Nürburgring-Prozess: Kurt Beck soll in den Zeugenstand

Der Ministerpräsident von Rheinland-Pfalz, Kurt Beck, der sein Amt an Malu Dreyer aus Trier abtreten wird, soll im Nürburgring-Prozess als Zeuge vernommen werden. Neben Kurt Beck sind auch andere Minister des Bundeslandes als Zeugen im Gespräch. Das beantragte der Anwalt des angeklagten früheren Geschäftsführers der Investitions- und Strukturbank Rheinland-Pfalz.

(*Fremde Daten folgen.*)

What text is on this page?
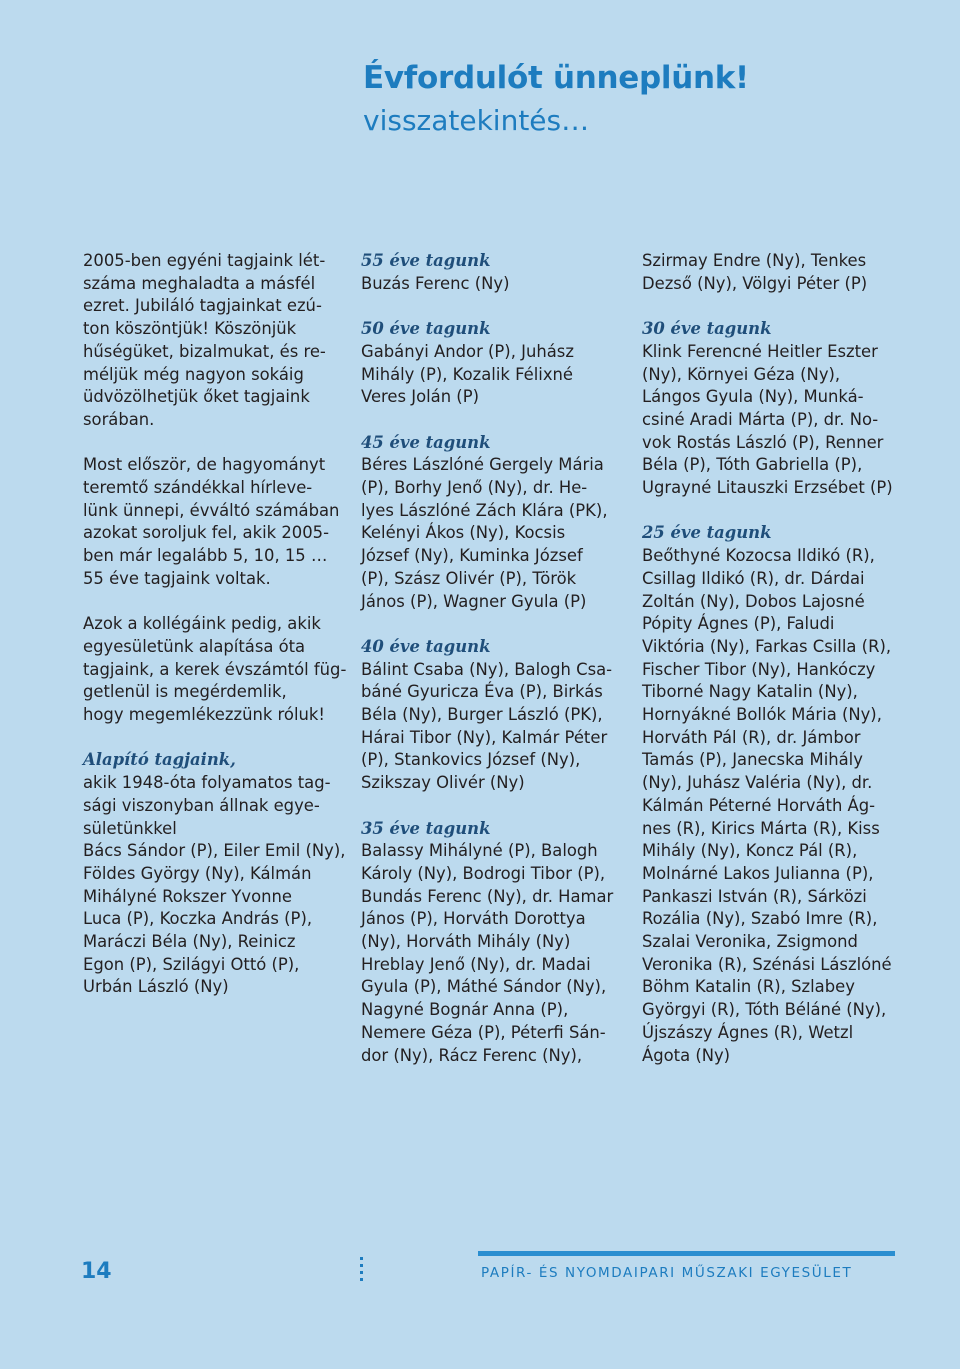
Évfordulót ünneplünk!
visszatekintés…
2005-ben egyéni tagjaink lét-
száma meghaladta a másfél
ezret. Jubiláló tagjainkat ezú-
ton köszöntjük! Köszönjük
hűségüket, bizalmukat, és re-
méljük még nagyon sokáig
üdvözölhetjük őket tagjaink
sorában.
Most először, de hagyományt
teremtő szándékkal hírleve-
lünk ünnepi, évváltó számában
azokat soroljuk fel, akik 2005-
ben már legalább 5, 10, 15 …
55 éve tagjaink voltak.
Azok a kollégáink pedig, akik
egyesületünk alapítása óta
tagjaink, a kerek évszámtól füg-
getlenül is megérdemlik,
hogy megemlékezzünk róluk!
Alapító tagjaink,
akik 1948-óta folyamatos tag-
sági viszonyban állnak egye-
sületünkkel
Bács Sándor (P), Eiler Emil (Ny),
Földes György (Ny), Kálmán
Mihályné Rokszer Yvonne
Luca (P), Koczka András (P),
Maráczi Béla (Ny), Reinicz
Egon (P), Szilágyi Ottó (P),
Urbán László (Ny)
55 éve tagunk
Buzás Ferenc (Ny)
50 éve tagunk
Gabányi Andor (P), Juhász
Mihály (P), Kozalik Félixné
Veres Jolán (P)
45 éve tagunk
Béres Lászlóné Gergely Mária
(P), Borhy Jenő (Ny), dr. He-
lyes Lászlóné Zách Klára (PK),
Kelényi Ákos (Ny), Kocsis
József (Ny), Kuminka József
(P), Szász Olivér (P), Török
János (P), Wagner Gyula (P)
40 éve tagunk
Bálint Csaba (Ny), Balogh Csa-
báné Gyuricza Éva (P), Birkás
Béla (Ny), Burger László (PK),
Hárai Tibor (Ny), Kalmár Péter
(P), Stankovics József (Ny),
Szikszay Olivér (Ny)
35 éve tagunk
Balassy Mihályné (P), Balogh
Károly (Ny), Bodrogi Tibor (P),
Bundás Ferenc (Ny), dr. Hamar
János (P), Horváth Dorottya
(Ny), Horváth Mihály (Ny)
Hreblay Jenő (Ny), dr. Madai
Gyula (P), Máthé Sándor (Ny),
Nagyné Bognár Anna (P),
Nemere Géza (P), Péterfi Sán-
dor (Ny), Rácz Ferenc (Ny),
Szirmay Endre (Ny), Tenkes
Dezső (Ny), Völgyi Péter (P)
30 éve tagunk
Klink Ferencné Heitler Eszter
(Ny), Környei Géza (Ny),
Lángos Gyula (Ny), Munká-
csiné Aradi Márta (P), dr. No-
vok Rostás László (P), Renner
Béla (P), Tóth Gabriella (P),
Ugrayné Litauszki Erzsébet (P)
25 éve tagunk
Beőthyné Kozocsa Ildikó (R),
Csillag Ildikó (R), dr. Dárdai
Zoltán (Ny), Dobos Lajosné
Pópity Ágnes (P), Faludi
Viktória (Ny), Farkas Csilla (R),
Fischer Tibor (Ny), Hankóczy
Tiborné Nagy Katalin (Ny),
Hornyákné Bollók Mária (Ny),
Horváth Pál (R), dr. Jámbor
Tamás (P), Janecska Mihály
(Ny), Juhász Valéria (Ny), dr.
Kálmán Péterné Horváth Ág-
nes (R), Kirics Márta (R), Kiss
Mihály (Ny), Koncz Pál (R),
Molnárné Lakos Julianna (P),
Pankaszi István (R), Sárközi
Rozália (Ny), Szabó Imre (R),
Szalai Veronika, Zsigmond
Veronika (R), Szénási Lászlóné
Böhm Katalin (R), Szlabey
Györgyi (R), Tóth Béláné (Ny),
Újszászy Ágnes (R), Wetzl
Ágota (Ny)
14	PAPÍR- ÉS NYOMDAIPARI MŰSZAKI EGYESÜLET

Langsam aber sicher kommt Bewegung in den Nürburgring-Prozess, denn am heutigen Dienstag hat der Anwalt des angeklagten früheren Geschäftsführers der Investitions- und Strukturbank Rheinland-Pfalz beantragt, dass sowohl Kurt Beck, als auch andere Minister des Bundeslandes vor Gericht gehört werden sollen. Kurt Beck wird demnach aller Voraussicht nach, im Zeugenstand vor Gericht vernommen werden. Vor einigen Wochen hatte der Landesvater von Rheinland-Pfalz bekannt gegeben, dass er sein Amt 2013 an Malu Dreyer aus Trier, die bis dahin Sozialministerin gewesen ist, abgegeben wird (wir haben berichtet). Kurt Beck gab damals an, dass er aus gesundheitlichen Gründen nicht mehr in der Lage sei, die Geschicke des Bundeslandes Rheinland-Pfalz ordnungsgemäß und mit aller Kraft zu führen. Für Kurt Beck und die anderen Minister wird die Zeugenaussage vor Gericht sicherlich nicht sehr angenehm werden, denn der Verteidiger des Angeklagten kündigte an, dass er zeigen möchte, dass sein Mandant angesichts damaliger Aussagen von Beck und anderen Ministern etwa im Untersuchungsausschuss des Landtages davon ausgehen durfte, dass die geplante Privatfinanzierung für den Freizeitpark am Ring grundsätzlich stehe.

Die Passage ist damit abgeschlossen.